# Extractor directions



## mark williams (Jan 19, 2003)

Ted:I've got a kelly extractor. also used,When I first start it I let it run slow for several round's & let thing's equal out,then slowly build up speed till you see the honey flowing.getting alittle faster as you go.
Leave the gate open while you are extracting,If you don't the honey will build up in the bottom & blowout the comb in the bottom of the frames.


----------



## TwT (Aug 5, 2004)

thanks mark, didnt think of the honey building up that high and do damage to the comb, how long does it usually take to extract the honey once you got it up to top speed? got another question>
this one is silly but I dont want to make a mistake, if my extractor is a 9-18 frames, the 18 is for shallows and the 9 for deeps, how many mediums will it hold or will it hold 18 mediums too? i didnt get any paperwork with the extractor so got to ask someone.


----------



## mark williams (Jan 19, 2003)

Not a silly question at all,(if you don't know you don't know)because I don't know :I have never thought about it.

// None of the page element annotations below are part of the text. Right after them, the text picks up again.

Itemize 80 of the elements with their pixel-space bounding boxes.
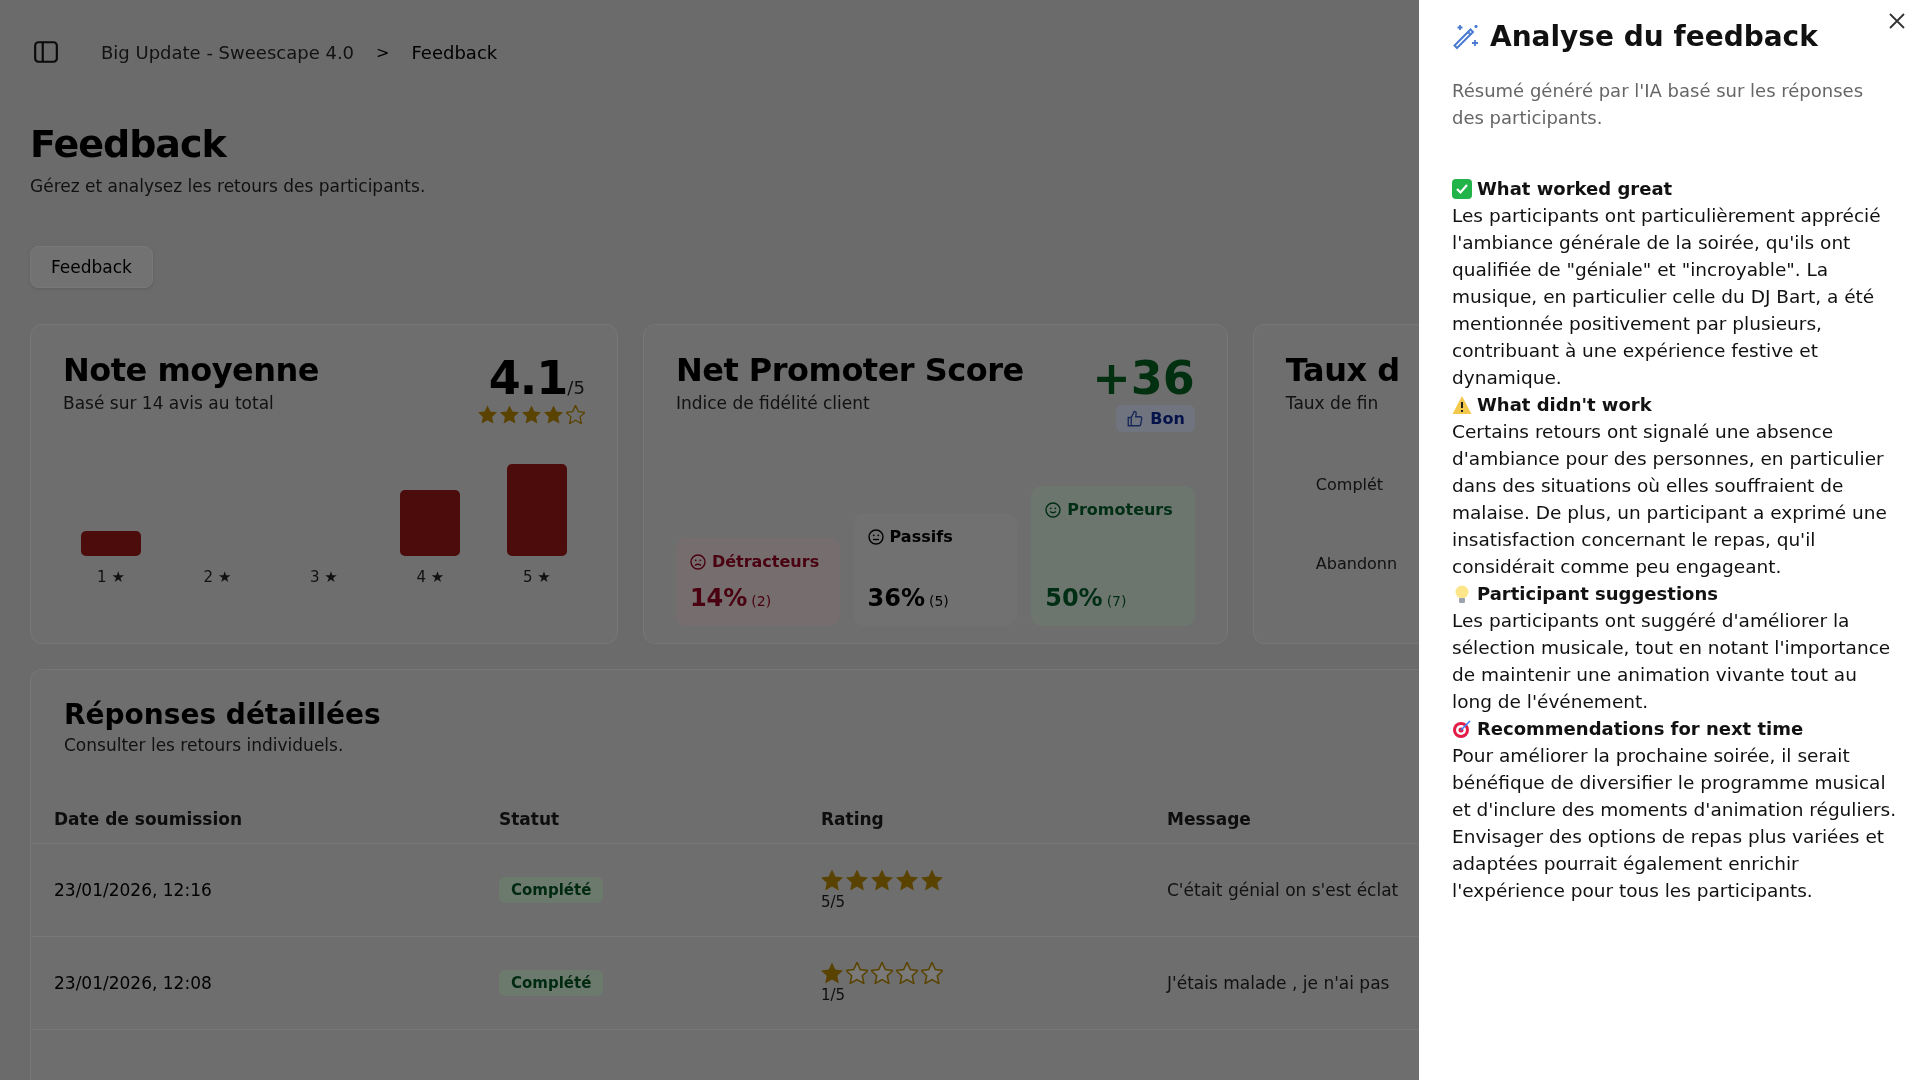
date-cell: 23/01/2026, 12:08 [31, 937, 476, 1030]
bar-label: 5 ★ [523, 568, 551, 586]
empty-star-icon [921, 962, 943, 984]
segment-percent: 14% [689, 584, 748, 612]
rating-bar [400, 490, 461, 556]
score-scale: /5 [567, 377, 585, 398]
star-icon [896, 869, 918, 891]
column-header: Rating [798, 795, 1144, 844]
rating-text: 1/5 [821, 986, 846, 1004]
face-icon [867, 528, 884, 545]
breadcrumb-separator: > [376, 42, 390, 62]
star-icon [871, 869, 893, 891]
panel-title: Analyse du feedback [1490, 20, 1818, 53]
empty-star-icon [565, 405, 585, 424]
page-subtitle: Gérez et analysez les retours des participants. [30, 176, 427, 196]
star-icon [521, 405, 541, 424]
star-icon [477, 405, 497, 424]
rating-badge: Bon [1116, 405, 1195, 432]
section-heading: Recommendations for next time [1477, 717, 1804, 741]
status-badge: Complété [499, 877, 604, 903]
tab[interactable]: Feedback [30, 246, 153, 288]
segment-label: Détracteurs [711, 552, 820, 571]
card-title: Taux d [1285, 351, 1401, 389]
magic-wand-icon [1452, 22, 1480, 51]
section-paragraph: Les participants ont particulièrement apprécié l'ambiance générale de la soirée, qu'ils ont qualifiée de "géniale" et "incroyable". La musique, en particulier celle du DJ Bart, a été mentionnée positivement par plusieurs, contribuant à une expérience festive et dynamique. [1452, 204, 1882, 390]
card-subtitle: Basé sur 14 avis au total [63, 393, 275, 413]
section-paragraph: Pour améliorer la prochaine soirée, il serait bénéfique de diversifier le programme musical et d'inclure des moments d'animation réguliers. Envisager des options de repas plus variées et adaptées pourrait également enrichir l'expérience pour tous les participants. [1452, 744, 1898, 903]
sidebar-toggle-icon[interactable] [33, 39, 59, 65]
face-icon [689, 553, 706, 570]
bar-label: 3 ★ [310, 568, 338, 586]
face-icon [1045, 501, 1062, 518]
column-header: Statut [476, 795, 798, 844]
card-subtitle: Taux de fin [1285, 393, 1380, 413]
section-title: Réponses détaillées [63, 698, 382, 731]
average-score: 4.1 [488, 351, 568, 405]
nps-score: +36 [1092, 351, 1195, 405]
segment-label: Promoteurs [1067, 500, 1173, 519]
status-badge: Complété [499, 970, 604, 996]
section-paragraph: Les participants ont suggéré d'améliorer la sélection musicale, tout en notant l'importance de maintenir une animation vivante tout au long de l'événement. [1452, 609, 1892, 714]
star-icon [821, 869, 843, 891]
card-subtitle: Indice de fidélité client [675, 393, 871, 413]
completion-label: Abandonn [1315, 554, 1399, 573]
segment-count: (7) [1106, 593, 1127, 609]
segment-count: (2) [751, 593, 772, 609]
thumbs-up-icon [1126, 409, 1145, 428]
target-icon [1452, 718, 1472, 739]
bar-label: 2 ★ [203, 568, 232, 586]
section-heading: What didn't work [1477, 393, 1652, 417]
empty-star-icon [896, 962, 918, 984]
page-title: Feedback [30, 122, 228, 166]
star-icon [821, 962, 843, 984]
panel-subtitle: Résumé généré par l'IA basé sur les réponses des participants. [1452, 79, 1864, 130]
rating-bar [81, 531, 141, 556]
warning-icon [1452, 394, 1472, 415]
breadcrumb-link[interactable]: Big Update - Sweescape 4.0 [101, 41, 355, 63]
completion-label: Complét [1315, 475, 1385, 494]
star-icon [543, 405, 563, 424]
date-cell: 23/01/2026, 12:16 [31, 844, 476, 937]
star-icon [846, 869, 868, 891]
bar-label: 1 ★ [97, 568, 125, 586]
empty-star-icon [846, 962, 868, 984]
close-icon [1888, 12, 1906, 30]
rating-text: 5/5 [821, 893, 846, 911]
column-header: Date de soumission [31, 795, 476, 844]
check-square-icon [1452, 178, 1472, 199]
segment-percent: 50% [1045, 584, 1103, 612]
card-title: Note moyenne [63, 351, 320, 389]
empty-star-icon [871, 962, 893, 984]
segment-label: Passifs [889, 527, 953, 546]
section-subtitle: Consulter les retours individuels. [63, 735, 345, 755]
segment-count: (5) [929, 593, 949, 609]
card-title: Net Promoter Score [675, 351, 1024, 389]
star-icon [921, 869, 943, 891]
section-heading: Participant suggestions [1477, 582, 1718, 606]
star-icon [499, 405, 519, 424]
segment-percent: 36% [867, 584, 925, 612]
bar-label: 4 ★ [416, 568, 445, 586]
section-paragraph: Certains retours ont signalé une absence d'ambiance pour des personnes, en particulier dans des situations où elles souffraient de malaise. De plus, un participant a exprimé une insatisfaction concernant le repas, qu'il considérait comme peu engageant. [1452, 420, 1888, 579]
section-heading: What worked great [1477, 177, 1673, 201]
breadcrumb-link[interactable]: Feedback [411, 41, 498, 63]
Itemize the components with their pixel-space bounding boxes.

All I use is shallow's.
Maybe someone here will answer that one for you.
If not you could call Dandant they should be able to help you.
As far as the amount of time it's hard to say (10-15 min's?),I normally just watch the honey coming out of the valve.& see when it stop's.
Sorry I couldn't be anymore help.>>>>Mark


----------



## Jim Fischer (Jan 5, 2001)

> i start spinning it slowly and then after some 
> time I can speed it up, how long of time to spin
> it on slow

The idea is to extract the combs on "slow" until
the rotation of the extractor "soothes out", and
one can increase the speed without having an
unbalanced condition.

If your extractor is not very securely bolted to
the floor, this is easy to notice.


----------



## sc-bee (May 10, 2005)

TWT- see PM


----------